Atoms in I/O lists

Raimo Niskanen raimo@REDACTED
Wed Dec 15 08:54:39 CET 2004


I do not have strong and hard objections, rather soft and swampy.

No, atoms cannot be unicode. Erlang's character map is ISO-8859-1.
Strings (lists) might have unicode characters one day, though,
since it would only mean relaxing the 0..255 range reqirement.

1) If we would allow atoms in I/O lists, why not then also floats and all
other basic types that have TYPE_to_list/1 BIFs. Internal rewrites might
be bigger than expected, e.g the flattening to a buffer has got two
passes - one to determine the size and one to write the data so
all TYPE_to_list/1 BIFSs would need internal associates a'la
TYPE_list_size/1. Plus the fact that all TYPE_to_list/1 functions 
create erlang lists, not byte buffers.

2) It is not only sending to a port that uses I/O lists. The I/O
functions in io.erl, io_lib.erl, etc uses a subset :-) of I/O lists,
without binaries, as allowed string for the format character ~s.
Would we have to allow atoms in such strings too?

3) A lot of application code out there probably mangles I/O lists
as they are known today.

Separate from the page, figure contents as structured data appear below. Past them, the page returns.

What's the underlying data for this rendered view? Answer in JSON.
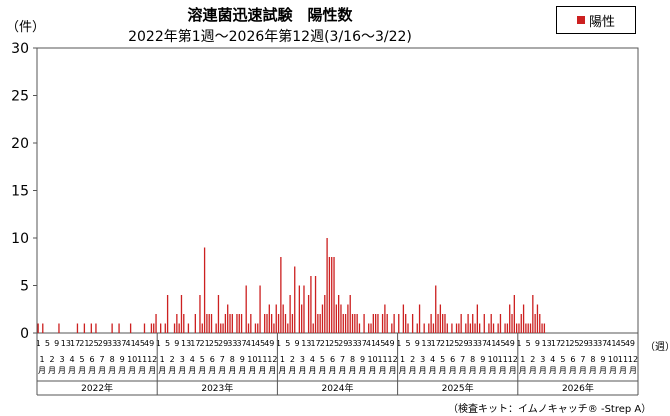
{
  "chart_data": {
    "type": "bar",
    "title": "溶連菌迅速試験　陽性数",
    "subtitle": "2022年第1週〜2026年第12週(3/16〜3/22)",
    "ylabel": "（件）",
    "xunit": "（週）",
    "ylim": [
      0,
      30
    ],
    "yticks": [
      0,
      5,
      10,
      15,
      20,
      25,
      30
    ],
    "legend": {
      "label": "陽性",
      "position": "top-right"
    },
    "bar_color": "#cc2020",
    "grid": false,
    "week_tick_labels": [
      "1",
      "5",
      "9",
      "13",
      "17",
      "21",
      "25",
      "29",
      "33",
      "37",
      "41",
      "45",
      "49"
    ],
    "month_labels": [
      "1月",
      "2月",
      "3月",
      "4月",
      "5月",
      "6月",
      "7月",
      "8月",
      "9月",
      "10月",
      "11月",
      "12月"
    ],
    "year_labels": [
      "2022年",
      "2023年",
      "2024年",
      "2025年",
      "2026年"
    ],
    "series": [
      {
        "year": "2022年",
        "values": [
          1,
          0,
          1,
          0,
          0,
          0,
          0,
          0,
          0,
          1,
          0,
          0,
          0,
          0,
          0,
          0,
          0,
          1,
          0,
          0,
          1,
          0,
          0,
          1,
          0,
          1,
          0,
          0,
          0,
          0,
          0,
          0,
          1,
          0,
          0,
          1,
          0,
          0,
          0,
          0,
          1,
          0,
          0,
          0,
          0,
          0,
          1,
          0,
          0,
          1,
          1,
          2
        ]
      },
      {
        "year": "2023年",
        "values": [
          0,
          1,
          0,
          1,
          4,
          0,
          0,
          1,
          2,
          1,
          4,
          2,
          0,
          1,
          0,
          0,
          2,
          0,
          4,
          1,
          9,
          2,
          2,
          2,
          0,
          1,
          4,
          1,
          1,
          2,
          3,
          2,
          2,
          0,
          2,
          2,
          2,
          0,
          5,
          1,
          2,
          0,
          1,
          1,
          5,
          0,
          2,
          2,
          3,
          2,
          1,
          3
        ]
      },
      {
        "year": "2024年",
        "values": [
          2,
          8,
          3,
          2,
          1,
          4,
          2,
          7,
          0,
          5,
          3,
          5,
          0,
          4,
          6,
          1,
          6,
          2,
          2,
          3,
          4,
          10,
          8,
          8,
          8,
          3,
          4,
          3,
          2,
          2,
          3,
          4,
          2,
          2,
          2,
          1,
          0,
          2,
          0,
          1,
          1,
          2,
          2,
          2,
          0,
          2,
          3,
          2,
          0,
          1,
          2,
          0
        ]
      },
      {
        "year": "2025年",
        "values": [
          2,
          0,
          3,
          2,
          1,
          0,
          2,
          0,
          1,
          3,
          0,
          1,
          0,
          1,
          2,
          1,
          5,
          2,
          3,
          2,
          2,
          1,
          0,
          1,
          0,
          1,
          1,
          2,
          0,
          1,
          2,
          1,
          2,
          1,
          3,
          1,
          0,
          2,
          0,
          1,
          2,
          1,
          0,
          1,
          2,
          0,
          1,
          1,
          3,
          2,
          4,
          1
        ]
      },
      {
        "year": "2026年",
        "values": [
          1,
          2,
          3,
          1,
          1,
          1,
          4,
          2,
          3,
          2,
          1,
          1,
          null,
          null,
          null,
          null,
          null,
          null,
          null,
          null,
          null,
          null,
          null,
          null,
          null,
          null,
          null,
          null,
          null,
          null,
          null,
          null,
          null,
          null,
          null,
          null,
          null,
          null,
          null,
          null,
          null,
          null,
          null,
          null,
          null,
          null,
          null,
          null,
          null,
          null,
          null,
          null
        ]
      }
    ],
    "footnote": "（検査キット：イムノキャッチ® -Strep A）"
  }
}
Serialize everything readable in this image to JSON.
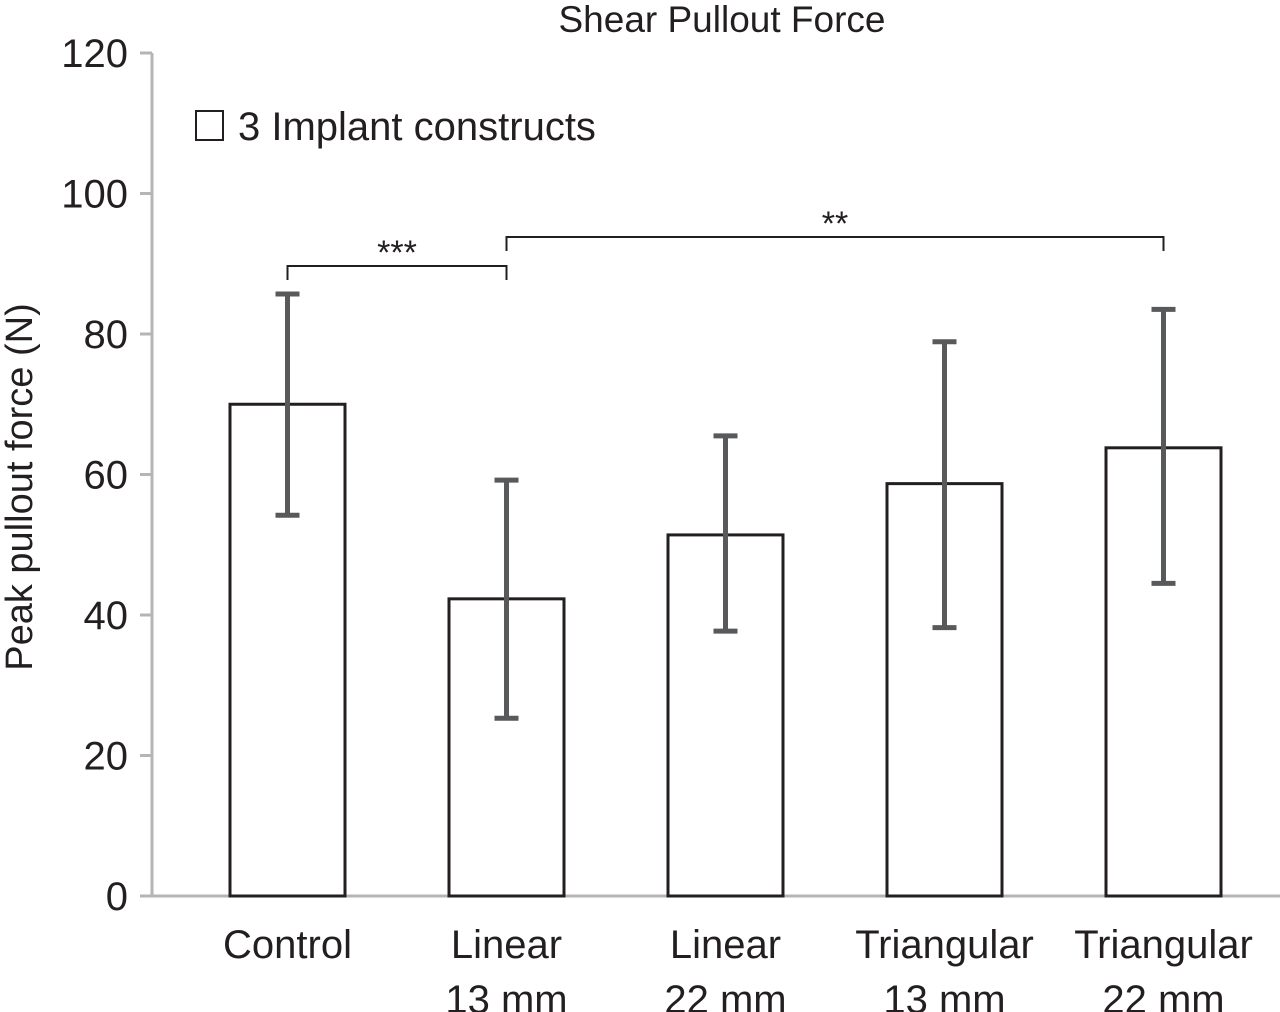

Such code would have to be rewritten.

So, I feel I did not present a particulary strange case against
allowing atoms in I/O lists. Then it depends on how strong
the cusomer demands are...



jamesh@REDACTED (James Hague) writes:

> An I/O list is list where each element is an integer in the range 0-255, a
> binary, or another I/O list.  Several times now I've wished that atoms could
> be directly included in I/O lists rather than having to call atom_to_list
> first.  With atoms legal in I/O lists, you could imagine atom_to_list call
> quietly wrapped around each atom.  In addition to being simpler, this could
> result in less garbage being generated, assuming that I/O lists get parsed
> in the C runtime.
> 
> One reason I can think of for not allowing this is if atom names can be
> Unicode.  I don't know if Erlang supports this.  Are there other objections?